La proposta dell'oncologo locarnese: «Pensiamo alla prima dose e copriamo più persone».
Quindi un'osservazione: «Avrebbero dovuto considerare che siamo il cantone maggiormente colpito e con il tasso di anziani più alto».
LUGANO - Oggi è il gran giorno, verrebbe da dire. Aprono infatti i battenti i centri di vaccinazione di Ascona e Tesserete, che vanno ad aggiungersi al centro di Rivera. Peccato che i noti rallentamenti nella produzione annunciati da Pfizer abbiano portato all'annullamento della spedizione di quasi 9mila dosi attese per il primo di febbraio. Risultato? Si bloccano le prenotazioni per le vaccinazioni di prossimità e, in sostanza, ci si arrangia con quello che si ha (le dosi di Moderna, in sostanza).
«Paghiamo la follia della privatizzazione...» - «Un vero peccato», sottolinea l'oncologo locarnese Franco Cavalli, memore dei fulgidi trascorsi svizzeri nell'ambito delle vaccinazioni. «Avevamo forse il miglior ente al mondo: l'Istituto svizzero dei vaccini, a Berna. Era universalmente riconosciuto come tra i migliori produttori di vaccini a livello mondiale. Una ventina d'anni fa circa, il Consiglio federale l'ha ceduto a un grande monopolio farmaceutico. E siccome queste aziende, in tempi normali non erano interessate ai vaccini - facevano guadagnare meno rispetto agli altri farmaci -, è stato praticamente smantellato».

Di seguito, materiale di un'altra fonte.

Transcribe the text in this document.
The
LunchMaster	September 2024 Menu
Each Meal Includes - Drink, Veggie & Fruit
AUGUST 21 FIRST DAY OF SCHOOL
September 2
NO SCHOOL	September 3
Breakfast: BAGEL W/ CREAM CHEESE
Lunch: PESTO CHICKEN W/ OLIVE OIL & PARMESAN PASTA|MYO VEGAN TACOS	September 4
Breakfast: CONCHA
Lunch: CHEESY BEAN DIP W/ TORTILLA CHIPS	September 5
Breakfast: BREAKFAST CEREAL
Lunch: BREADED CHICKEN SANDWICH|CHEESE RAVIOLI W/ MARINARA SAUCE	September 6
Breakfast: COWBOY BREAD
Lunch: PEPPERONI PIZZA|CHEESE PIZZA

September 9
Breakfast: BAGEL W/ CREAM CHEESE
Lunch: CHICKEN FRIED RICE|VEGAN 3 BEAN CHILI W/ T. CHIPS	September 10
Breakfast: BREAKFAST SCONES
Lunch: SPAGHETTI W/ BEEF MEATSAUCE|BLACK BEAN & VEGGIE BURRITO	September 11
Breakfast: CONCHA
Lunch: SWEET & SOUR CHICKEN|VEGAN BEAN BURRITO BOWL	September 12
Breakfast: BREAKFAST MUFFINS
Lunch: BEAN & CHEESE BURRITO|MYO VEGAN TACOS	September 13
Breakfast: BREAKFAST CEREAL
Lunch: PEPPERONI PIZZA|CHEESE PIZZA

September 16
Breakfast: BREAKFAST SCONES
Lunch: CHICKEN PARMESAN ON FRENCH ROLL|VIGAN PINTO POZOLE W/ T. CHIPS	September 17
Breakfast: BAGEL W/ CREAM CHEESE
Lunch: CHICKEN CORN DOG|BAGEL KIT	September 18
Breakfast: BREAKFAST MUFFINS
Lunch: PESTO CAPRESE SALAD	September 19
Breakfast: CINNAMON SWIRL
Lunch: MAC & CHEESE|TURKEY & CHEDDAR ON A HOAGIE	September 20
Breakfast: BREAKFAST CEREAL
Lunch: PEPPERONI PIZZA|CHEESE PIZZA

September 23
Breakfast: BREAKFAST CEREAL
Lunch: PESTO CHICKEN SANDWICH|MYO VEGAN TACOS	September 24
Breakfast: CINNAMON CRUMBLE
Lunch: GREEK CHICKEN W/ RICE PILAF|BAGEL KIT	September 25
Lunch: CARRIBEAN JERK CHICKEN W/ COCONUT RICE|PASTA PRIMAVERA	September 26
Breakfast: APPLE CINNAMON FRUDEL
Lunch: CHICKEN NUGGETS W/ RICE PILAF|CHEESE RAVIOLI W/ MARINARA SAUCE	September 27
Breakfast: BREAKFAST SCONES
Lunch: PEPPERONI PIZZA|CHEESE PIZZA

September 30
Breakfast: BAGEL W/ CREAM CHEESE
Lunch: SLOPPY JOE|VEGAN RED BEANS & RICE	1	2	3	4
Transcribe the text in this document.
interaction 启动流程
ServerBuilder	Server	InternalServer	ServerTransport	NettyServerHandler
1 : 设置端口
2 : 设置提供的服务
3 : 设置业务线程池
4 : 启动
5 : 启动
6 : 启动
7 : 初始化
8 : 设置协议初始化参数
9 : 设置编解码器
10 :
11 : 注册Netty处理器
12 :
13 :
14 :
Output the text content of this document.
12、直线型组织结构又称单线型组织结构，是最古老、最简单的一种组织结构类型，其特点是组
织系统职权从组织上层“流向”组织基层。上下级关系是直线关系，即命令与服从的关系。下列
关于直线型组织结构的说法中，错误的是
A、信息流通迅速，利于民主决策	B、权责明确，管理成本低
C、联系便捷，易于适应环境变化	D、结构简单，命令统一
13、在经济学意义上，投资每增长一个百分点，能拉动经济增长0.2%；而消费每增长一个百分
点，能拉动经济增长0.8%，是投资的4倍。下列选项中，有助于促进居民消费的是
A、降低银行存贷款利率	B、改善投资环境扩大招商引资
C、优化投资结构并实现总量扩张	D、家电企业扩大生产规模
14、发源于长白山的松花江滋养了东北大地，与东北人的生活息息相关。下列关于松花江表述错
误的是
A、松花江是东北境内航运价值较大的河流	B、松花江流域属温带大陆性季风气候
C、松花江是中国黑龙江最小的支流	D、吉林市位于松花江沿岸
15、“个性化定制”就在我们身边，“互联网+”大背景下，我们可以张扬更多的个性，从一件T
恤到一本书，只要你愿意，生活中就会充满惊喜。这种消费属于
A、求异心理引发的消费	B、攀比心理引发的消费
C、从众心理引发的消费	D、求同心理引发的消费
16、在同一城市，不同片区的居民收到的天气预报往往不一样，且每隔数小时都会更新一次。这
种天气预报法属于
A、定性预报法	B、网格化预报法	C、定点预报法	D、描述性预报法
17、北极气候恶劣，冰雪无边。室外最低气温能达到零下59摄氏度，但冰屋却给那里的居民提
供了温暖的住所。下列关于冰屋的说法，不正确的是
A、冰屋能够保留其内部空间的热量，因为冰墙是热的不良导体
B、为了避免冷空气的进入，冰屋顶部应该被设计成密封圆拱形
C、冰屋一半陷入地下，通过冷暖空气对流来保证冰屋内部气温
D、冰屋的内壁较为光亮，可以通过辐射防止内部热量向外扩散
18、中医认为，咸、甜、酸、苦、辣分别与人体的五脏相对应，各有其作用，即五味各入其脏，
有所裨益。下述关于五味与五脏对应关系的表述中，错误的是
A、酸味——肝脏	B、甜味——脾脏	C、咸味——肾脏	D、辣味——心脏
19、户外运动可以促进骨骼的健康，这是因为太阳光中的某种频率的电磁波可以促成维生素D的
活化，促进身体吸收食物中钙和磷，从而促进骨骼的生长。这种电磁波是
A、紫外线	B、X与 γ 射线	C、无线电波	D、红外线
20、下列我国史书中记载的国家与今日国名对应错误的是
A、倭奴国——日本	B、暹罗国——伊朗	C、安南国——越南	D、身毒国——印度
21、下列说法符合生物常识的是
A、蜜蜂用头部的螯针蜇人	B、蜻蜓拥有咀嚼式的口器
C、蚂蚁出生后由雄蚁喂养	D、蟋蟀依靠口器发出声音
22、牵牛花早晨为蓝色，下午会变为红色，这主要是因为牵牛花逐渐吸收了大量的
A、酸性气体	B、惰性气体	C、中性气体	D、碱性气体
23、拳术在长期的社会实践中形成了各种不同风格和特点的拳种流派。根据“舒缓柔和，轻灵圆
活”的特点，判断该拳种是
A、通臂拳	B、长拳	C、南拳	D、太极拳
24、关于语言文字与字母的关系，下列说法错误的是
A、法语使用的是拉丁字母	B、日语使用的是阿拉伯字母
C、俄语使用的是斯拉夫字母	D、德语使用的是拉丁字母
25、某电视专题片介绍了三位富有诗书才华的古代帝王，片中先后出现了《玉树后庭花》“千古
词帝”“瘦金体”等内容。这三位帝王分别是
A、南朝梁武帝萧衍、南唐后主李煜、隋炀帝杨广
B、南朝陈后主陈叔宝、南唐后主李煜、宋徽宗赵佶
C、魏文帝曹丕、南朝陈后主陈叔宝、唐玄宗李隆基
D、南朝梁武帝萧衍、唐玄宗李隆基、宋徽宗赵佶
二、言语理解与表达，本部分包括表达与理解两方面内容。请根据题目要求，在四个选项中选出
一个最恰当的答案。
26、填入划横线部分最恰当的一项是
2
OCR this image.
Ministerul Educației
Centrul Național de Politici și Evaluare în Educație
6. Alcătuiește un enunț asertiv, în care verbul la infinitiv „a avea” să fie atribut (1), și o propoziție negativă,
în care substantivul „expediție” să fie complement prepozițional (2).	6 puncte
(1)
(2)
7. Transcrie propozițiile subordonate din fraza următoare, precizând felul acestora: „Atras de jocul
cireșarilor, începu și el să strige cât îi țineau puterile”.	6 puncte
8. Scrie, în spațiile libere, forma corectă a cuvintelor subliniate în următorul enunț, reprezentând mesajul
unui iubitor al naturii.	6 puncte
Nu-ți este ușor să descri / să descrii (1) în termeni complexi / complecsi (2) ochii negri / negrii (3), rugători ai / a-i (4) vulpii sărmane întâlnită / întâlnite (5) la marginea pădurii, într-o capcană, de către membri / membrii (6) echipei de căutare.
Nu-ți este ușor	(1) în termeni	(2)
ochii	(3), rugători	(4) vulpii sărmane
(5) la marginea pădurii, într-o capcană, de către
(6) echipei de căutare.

«... e la sonnolenza di Berna» - Un errore di calcolo, secondo Cavalli, che non è isolato. Per il medico, infatti, nel momento in cui ci si doveva accaparrare più dosi possibili di vaccino, la Svizzera avrebbe «dormito». «Specie tenendo conto del fatto che Moderna ha una parte della sua produzione da noi. Il Governo federale si sarebbe dovuto muovere prima. Ora, per ragioni non facilmente comprensibili, queste aziende con vaccini approvati o in fase d'approvazione - penso ad AstraZeneca -, improvvisamente hanno difficoltà produttive. C'è chi sussurra che vogliano far aumentare i costi dei vaccini, insomma che ci siano dietro ragioni di guadagno».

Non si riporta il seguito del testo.